RILA Staff, Volunteers Receive DOJ Accreditation
RILA’s work on behalf of clients is possible because of our staff and volunteer attorneys and our staff who are “accredited representatives” under a US Department of Justice (DOJ) program. This program allows non-attorneys to represent aliens before the Department of Homeland Security (partial accreditation) or federal immigration courts (full accreditation), with the aim “to increase the availability of competent immigration legal representation for low-income and indigent persons, thereby promoting the effective and efficient administration of justice (source).”
We are pleased to announce that RILA’s CEO, Natalie Foote, recently qualified for full accreditation and staff members Emily Smith and Emily Williams received partial accreditation.
RILA has also initiated a program to fund the training of committed volunteers to become DOJ-accredited. We are grateful for funding from The Falls Church Anglican for this initiative. RILA volunteer Kaitlin Keefe recently applied and was accepted into our pilot program. As she works toward accreditation, Kaitlin is taking an online class and being mentored by our staff. Kaitlin works full-time at a local web development company but has long had a desire to offer spiritual and practical support to immigrants from her days of working in campus ministry. Kaitlin learned of RILA through the DOJ website and began volunteering in 2018. She was drawn to RILA because “I believe that people are made in God's image and deserve to be treated with dignity and respect. I want to help those who face danger in their country of origin to be able to live and work legally in the United States.” Kaitlin will be assuming responsibility for three client cases this summer and fall.
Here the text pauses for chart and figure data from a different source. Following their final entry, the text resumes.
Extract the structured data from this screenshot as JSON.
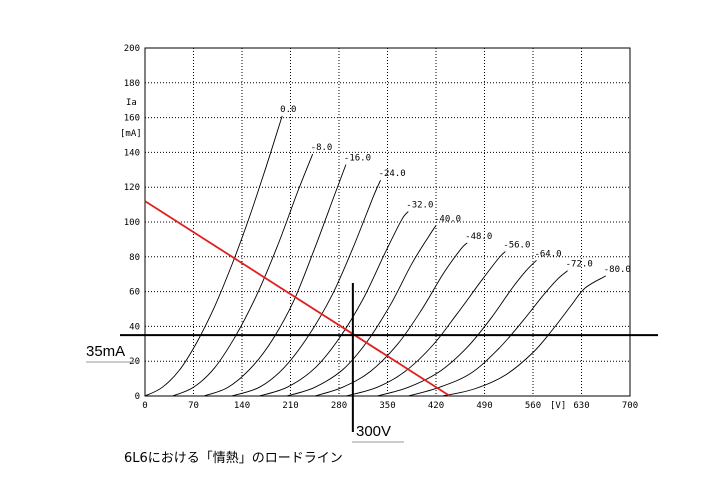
{
  "chart_data": {
    "type": "line",
    "title": "",
    "xlim": [
      0,
      700
    ],
    "ylim": [
      0,
      200
    ],
    "x_ticks": [
      0,
      70,
      140,
      210,
      280,
      350,
      420,
      490,
      560,
      630,
      700
    ],
    "x_tick_labels": [
      "0",
      "70",
      "140",
      "210",
      "280",
      "350",
      "420",
      "490",
      "560",
      "630",
      "700"
    ],
    "y_ticks": [
      0,
      20,
      40,
      60,
      80,
      100,
      120,
      140,
      160,
      180,
      200
    ],
    "y_tick_labels": [
      "0",
      "20",
      "40",
      "60",
      "80",
      "100",
      "120",
      "140",
      "160",
      "180",
      "200"
    ],
    "xlabel": "[V]",
    "ylabel_line1": "Ia",
    "ylabel_line2": "[mA]",
    "grid": true,
    "series": [
      {
        "name": "0.0",
        "points": [
          [
            0,
            0
          ],
          [
            25,
            5
          ],
          [
            50,
            15
          ],
          [
            75,
            31
          ],
          [
            100,
            51
          ],
          [
            125,
            75
          ],
          [
            150,
            102
          ],
          [
            175,
            132
          ],
          [
            198,
            161
          ]
        ]
      },
      {
        "name": "-8.0",
        "points": [
          [
            40,
            0
          ],
          [
            70,
            5
          ],
          [
            100,
            16
          ],
          [
            130,
            34
          ],
          [
            160,
            57
          ],
          [
            190,
            85
          ],
          [
            220,
            117
          ],
          [
            242,
            139
          ]
        ]
      },
      {
        "name": "-16.0",
        "points": [
          [
            85,
            0
          ],
          [
            120,
            5
          ],
          [
            155,
            17
          ],
          [
            185,
            33
          ],
          [
            215,
            55
          ],
          [
            245,
            85
          ],
          [
            275,
            117
          ],
          [
            290,
            133
          ]
        ]
      },
      {
        "name": "-24.0",
        "points": [
          [
            125,
            0
          ],
          [
            165,
            5
          ],
          [
            200,
            16
          ],
          [
            235,
            34
          ],
          [
            270,
            58
          ],
          [
            300,
            85
          ],
          [
            330,
            115
          ],
          [
            340,
            124
          ]
        ]
      },
      {
        "name": "-32.0",
        "points": [
          [
            165,
            0
          ],
          [
            205,
            5
          ],
          [
            245,
            16
          ],
          [
            280,
            33
          ],
          [
            315,
            56
          ],
          [
            345,
            81
          ],
          [
            370,
            101
          ],
          [
            380,
            106
          ]
        ]
      },
      {
        "name": "-40.0",
        "points": [
          [
            205,
            0
          ],
          [
            245,
            5
          ],
          [
            285,
            15
          ],
          [
            320,
            31
          ],
          [
            355,
            53
          ],
          [
            385,
            76
          ],
          [
            410,
            92
          ],
          [
            420,
            98
          ]
        ]
      },
      {
        "name": "-48.0",
        "points": [
          [
            245,
            0
          ],
          [
            285,
            5
          ],
          [
            325,
            14
          ],
          [
            365,
            30
          ],
          [
            400,
            50
          ],
          [
            430,
            70
          ],
          [
            455,
            84
          ],
          [
            465,
            88
          ]
        ]
      },
      {
        "name": "-56.0",
        "points": [
          [
            290,
            0
          ],
          [
            335,
            5
          ],
          [
            375,
            14
          ],
          [
            415,
            29
          ],
          [
            450,
            47
          ],
          [
            485,
            66
          ],
          [
            510,
            79
          ],
          [
            520,
            83
          ]
        ]
      },
      {
        "name": "-64.0",
        "points": [
          [
            335,
            0
          ],
          [
            380,
            5
          ],
          [
            425,
            14
          ],
          [
            465,
            28
          ],
          [
            500,
            45
          ],
          [
            530,
            62
          ],
          [
            550,
            72
          ],
          [
            565,
            78
          ]
        ]
      },
      {
        "name": "-72.0",
        "points": [
          [
            380,
            0
          ],
          [
            425,
            5
          ],
          [
            470,
            13
          ],
          [
            510,
            27
          ],
          [
            545,
            43
          ],
          [
            575,
            58
          ],
          [
            595,
            67
          ],
          [
            610,
            72
          ]
        ]
      },
      {
        "name": "-80.0",
        "points": [
          [
            430,
            0
          ],
          [
            475,
            4
          ],
          [
            520,
            12
          ],
          [
            560,
            25
          ],
          [
            590,
            39
          ],
          [
            615,
            52
          ],
          [
            635,
            62
          ],
          [
            665,
            69
          ]
        ]
      }
    ],
    "load_line": {
      "points": [
        [
          0,
          112
        ],
        [
          440,
          0
        ]
      ],
      "color": "#e02020"
    },
    "operating_point": {
      "x": 300,
      "y": 35,
      "x_label": "300V",
      "y_label": "35mA"
    },
    "caption": "6L6における「情熱」のロードライン"
  }
}
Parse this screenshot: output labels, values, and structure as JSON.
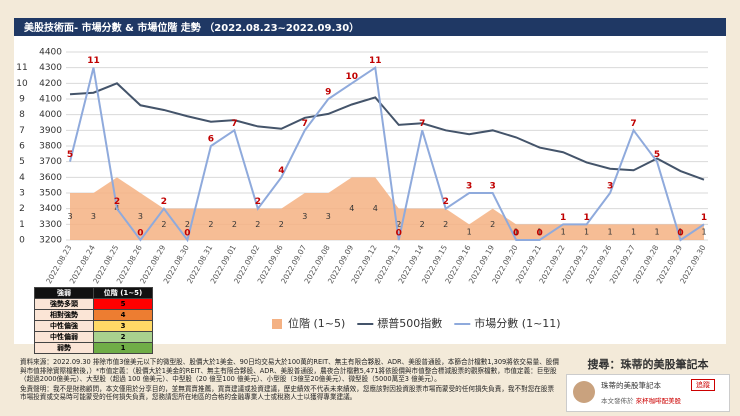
{
  "chart_data": {
    "type": "line",
    "title": "美股技術面- 市場分數 & 市場位階 走勢 （2022.08.23~2022.09.30）",
    "categories": [
      "2022.08.23",
      "2022.08.24",
      "2022.08.25",
      "2022.08.26",
      "2022.08.29",
      "2022.08.30",
      "2022.08.31",
      "2022.09.01",
      "2022.09.02",
      "2022.09.06",
      "2022.09.07",
      "2022.09.08",
      "2022.09.09",
      "2022.09.12",
      "2022.09.13",
      "2022.09.14",
      "2022.09.15",
      "2022.09.16",
      "2022.09.19",
      "2022.09.20",
      "2022.09.21",
      "2022.09.22",
      "2022.09.23",
      "2022.09.26",
      "2022.09.27",
      "2022.09.28",
      "2022.09.29",
      "2022.09.30"
    ],
    "series": [
      {
        "name": "位階 (1~5)",
        "type": "area",
        "axis": "y2",
        "color": "#f4b183",
        "values": [
          3,
          3,
          4,
          3,
          2,
          2,
          2,
          2,
          2,
          2,
          3,
          3,
          4,
          4,
          2,
          2,
          2,
          1,
          2,
          1,
          1,
          1,
          1,
          1,
          1,
          1,
          1,
          1
        ]
      },
      {
        "name": "標普500指數",
        "type": "line",
        "color": "#44546a",
        "values": [
          4130,
          4140,
          4200,
          4060,
          4030,
          3990,
          3955,
          3965,
          3925,
          3910,
          3980,
          4005,
          4065,
          4110,
          3935,
          3945,
          3900,
          3875,
          3900,
          3855,
          3790,
          3760,
          3695,
          3655,
          3645,
          3720,
          3640,
          3585
        ]
      },
      {
        "name": "市場分數 (1~11)",
        "type": "line",
        "axis": "y2",
        "color": "#8faadc",
        "values": [
          5,
          11,
          2,
          0,
          2,
          0,
          6,
          7,
          2,
          4,
          7,
          9,
          10,
          11,
          0,
          7,
          2,
          3,
          3,
          0,
          0,
          1,
          1,
          3,
          7,
          5,
          0,
          1
        ]
      }
    ],
    "ylim": [
      3200,
      4400
    ],
    "yticks": [
      3200,
      3300,
      3400,
      3500,
      3600,
      3700,
      3800,
      3900,
      4000,
      4100,
      4200,
      4300,
      4400
    ],
    "y2lim": [
      0,
      12
    ],
    "y2ticks": [
      0,
      1,
      2,
      3,
      4,
      5,
      6,
      7,
      8,
      9,
      10,
      11
    ],
    "grid": true
  },
  "strength_table": {
    "headers": [
      "強弱",
      "位階 (1~5)"
    ],
    "rows": [
      {
        "label": "強勢多頭",
        "value": 5,
        "color": "#ff0000"
      },
      {
        "label": "相對強勢",
        "value": 4,
        "color": "#ed7d31"
      },
      {
        "label": "中性偏強",
        "value": 3,
        "color": "#ffd966"
      },
      {
        "label": "中性偏弱",
        "value": 2,
        "color": "#a9d18e"
      },
      {
        "label": "弱勢",
        "value": 1,
        "color": "#70ad47"
      }
    ]
  },
  "notes": [
    "資料來源：2022.09.30 排除市值3億美元以下的微型股、股價大於1美金、90日均交易大於100萬的REIT、無主有限合夥股、ADR、美股普通股，本篩合計檔數1,309將依交易量、股價與市值排除實際檔數後，）*市值定義：（股價大於1美金的REIT、無主有限合夥股、ADR、美股普通股，農夜合計檔數5,471將依股價與市值整合標減股票的觀察檔數，市值定義：巨型股（超過2000億美元）、大型股（超過 100 億美元）、中型股（20 億至100 億美元）、小型股（3億至20億美元）、微型股（5000萬至3 億美元）。",
    "免責聲明：我不是財務顧問，本文僅用於分享目的，並無買賣推薦，買賣建議或投資建議，歷史績效不代表未來績效，您應該對因投資股票市場而蒙受的任何損失負責，我不對您在股票市場投資或交易時可能蒙受的任何損失負責，您務請您所在地區的合格的金融專業人士或稅務人士以獲得專業建議。"
  ],
  "promo": {
    "search": "搜尋：珠蒂的美股筆記本",
    "name": "珠蒂的美股筆記本",
    "follow": "追蹤",
    "published": "本文發佈於",
    "site": "來杯咖啡配美股"
  }
}
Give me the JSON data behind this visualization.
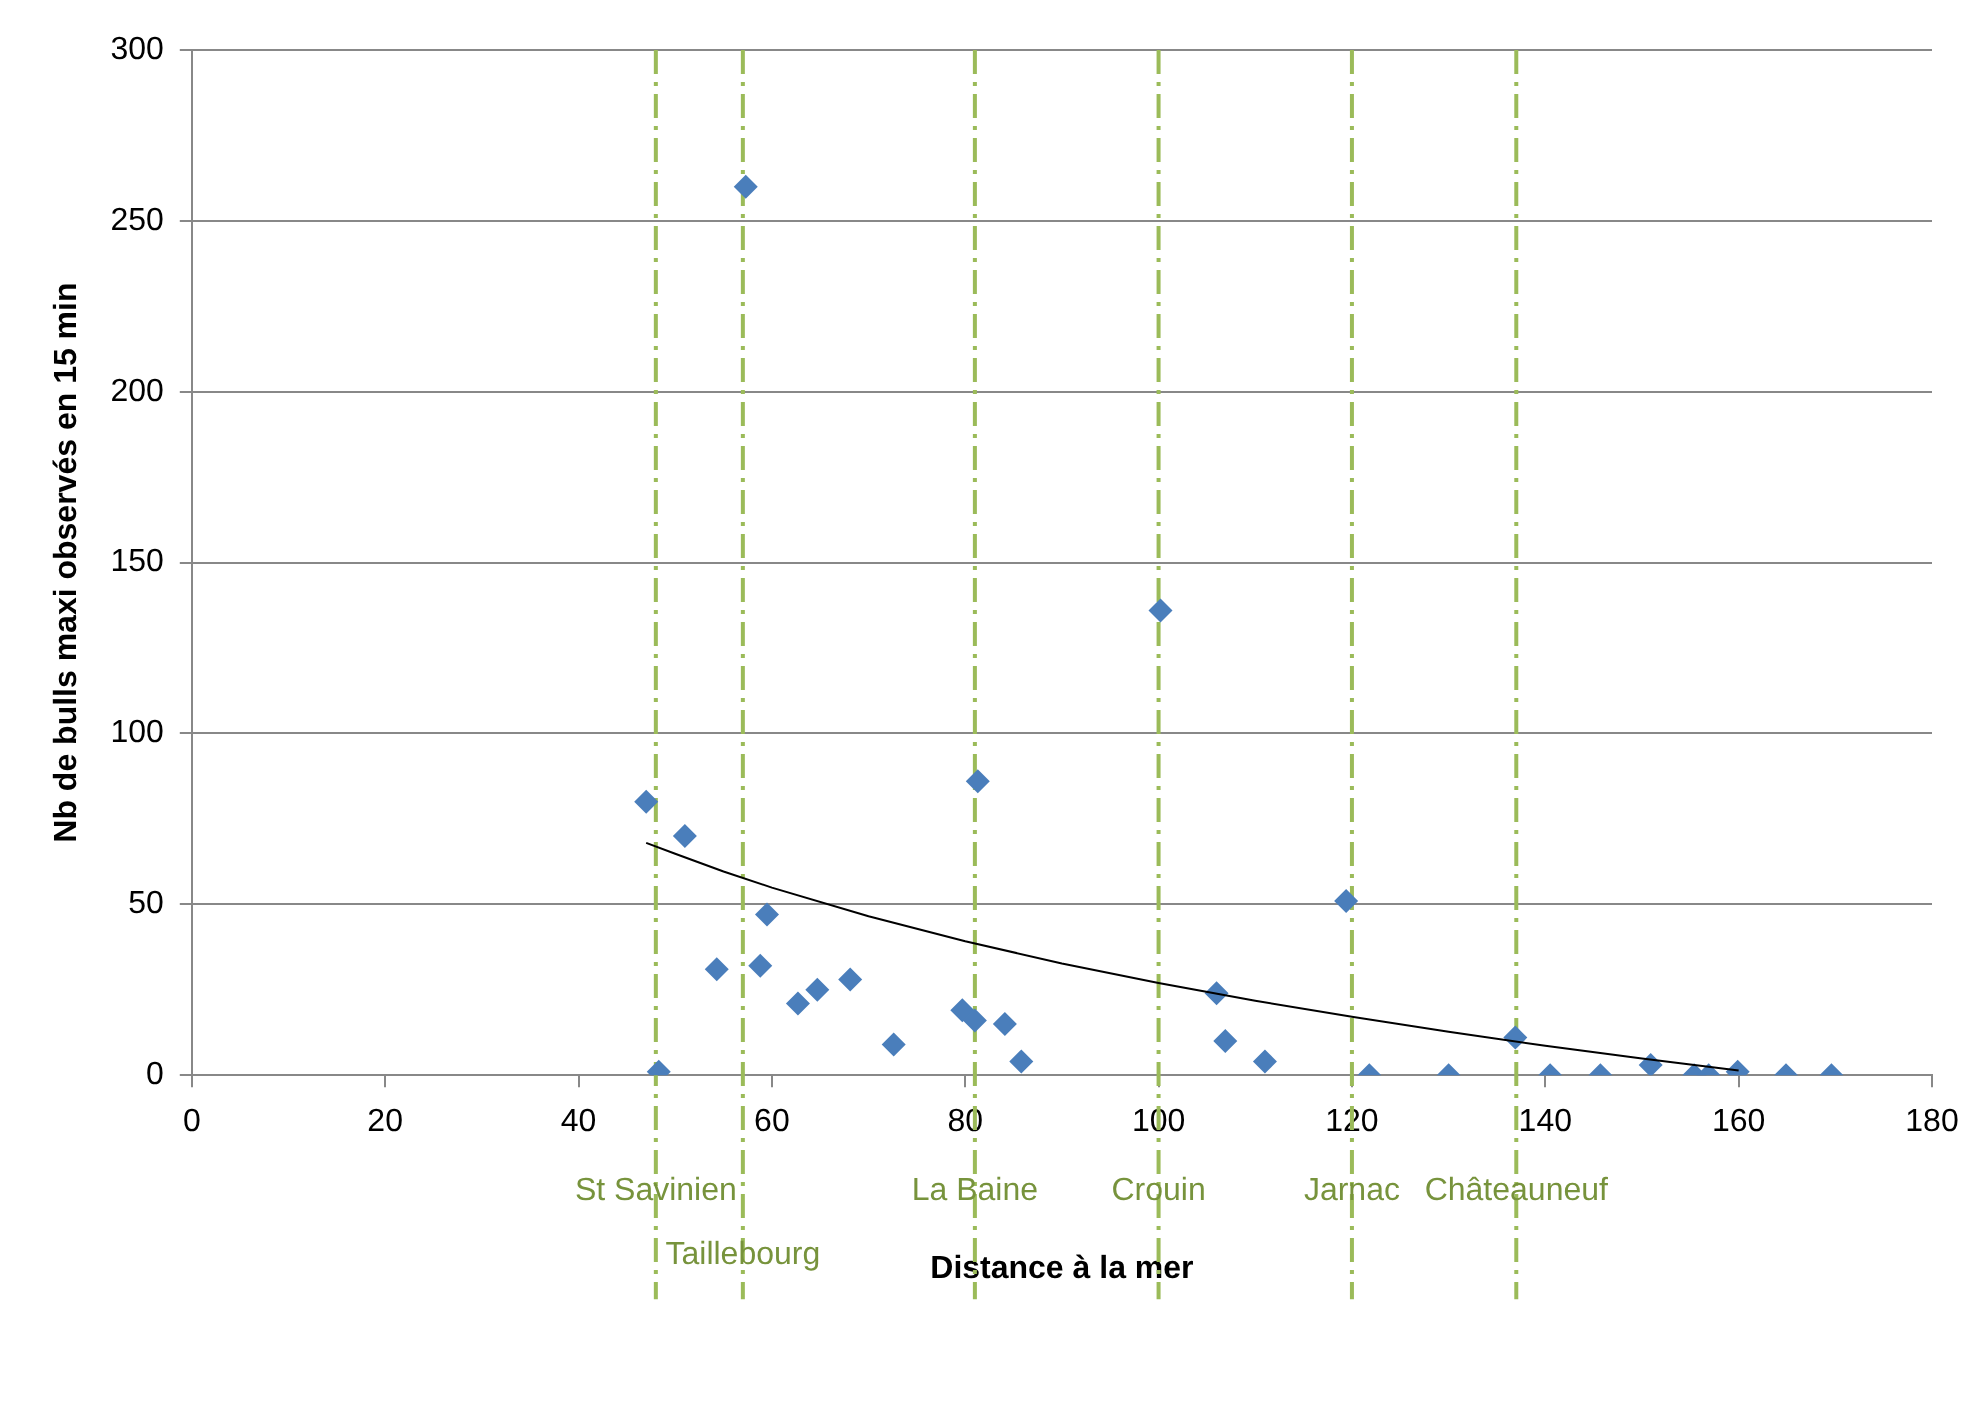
{
  "chart_data": {
    "type": "scatter",
    "xlabel": "Distance à la mer",
    "ylabel": "Nb de bulls maxi observés en 15 min",
    "xlim": [
      0,
      180
    ],
    "xticks": [
      0,
      20,
      40,
      60,
      80,
      100,
      120,
      140,
      160,
      180
    ],
    "ylim": [
      0,
      300
    ],
    "yticks": [
      0,
      50,
      100,
      150,
      200,
      250,
      300
    ],
    "grid": "y",
    "legend": false,
    "marker": "diamond",
    "series": [
      {
        "color": "#4a7ebb",
        "x": [
          47,
          48.3,
          51,
          54.3,
          57.3,
          58.8,
          59.5,
          62.7,
          64.7,
          68.1,
          72.6,
          79.7,
          81,
          81.3,
          84.1,
          85.8,
          100.2,
          106,
          106.9,
          111,
          119.4,
          121.8,
          130,
          136.9,
          140.5,
          145.7,
          150.9,
          155.4,
          156.9,
          159.9,
          164.9,
          169.6
        ],
        "values": [
          80,
          1,
          70,
          31,
          260,
          32,
          47,
          21,
          25,
          28,
          9,
          19,
          16,
          86,
          15,
          4,
          136,
          24,
          10,
          4,
          51,
          0,
          0,
          11,
          0,
          0,
          3,
          0,
          0,
          1,
          0,
          0
        ]
      },
      {
        "type": "line",
        "color": "#000000",
        "marker": "none",
        "x": [
          47,
          50,
          55,
          60,
          70,
          80,
          90,
          100,
          110,
          120,
          130,
          140,
          150,
          160
        ],
        "values": [
          68,
          64.8,
          59.6,
          54.9,
          46.5,
          39.2,
          32.7,
          27,
          21.8,
          17.1,
          12.7,
          8.6,
          4.9,
          1.4
        ]
      }
    ],
    "ref_lines": [
      {
        "axis": "x",
        "value": 48,
        "label": "St Savinien",
        "color": "#9bbb59",
        "line_style": "dashed"
      },
      {
        "axis": "x",
        "value": 57,
        "label": "Taillebourg",
        "color": "#9bbb59",
        "line_style": "dashed"
      },
      {
        "axis": "x",
        "value": 81,
        "label": "La Baine",
        "color": "#9bbb59",
        "line_style": "dashed"
      },
      {
        "axis": "x",
        "value": 100,
        "label": "Crouin",
        "color": "#9bbb59",
        "line_style": "dashed"
      },
      {
        "axis": "x",
        "value": 120,
        "label": "Jarnac",
        "color": "#9bbb59",
        "line_style": "dashed"
      },
      {
        "axis": "x",
        "value": 137,
        "label": "Châteauneuf",
        "color": "#9bbb59",
        "line_style": "dashed"
      }
    ]
  }
}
One of her clients, “Eliana,” is from the same city in South America where Kaitlin once lived. Eliana held an executive position in the opposition party for 16 years. Toward the end of her tenure there, the national government began to demonstrate extreme hostility to the opposition party, and last year representatives of those in power stormed into her office to target her and the other employees. She was hospitalized after this attack, and her teenage son was also attacked at a peaceful protest around the same time. Because she knew her life and her son’s lives were in danger, they made the difficult decision to come to the US to seek safety and begin new lives.
With volunteers like Kaitlin, we can continue to offer families like Eliana’s who do not yet have the means to pay attorney fees a fair chance in our complex immigration system.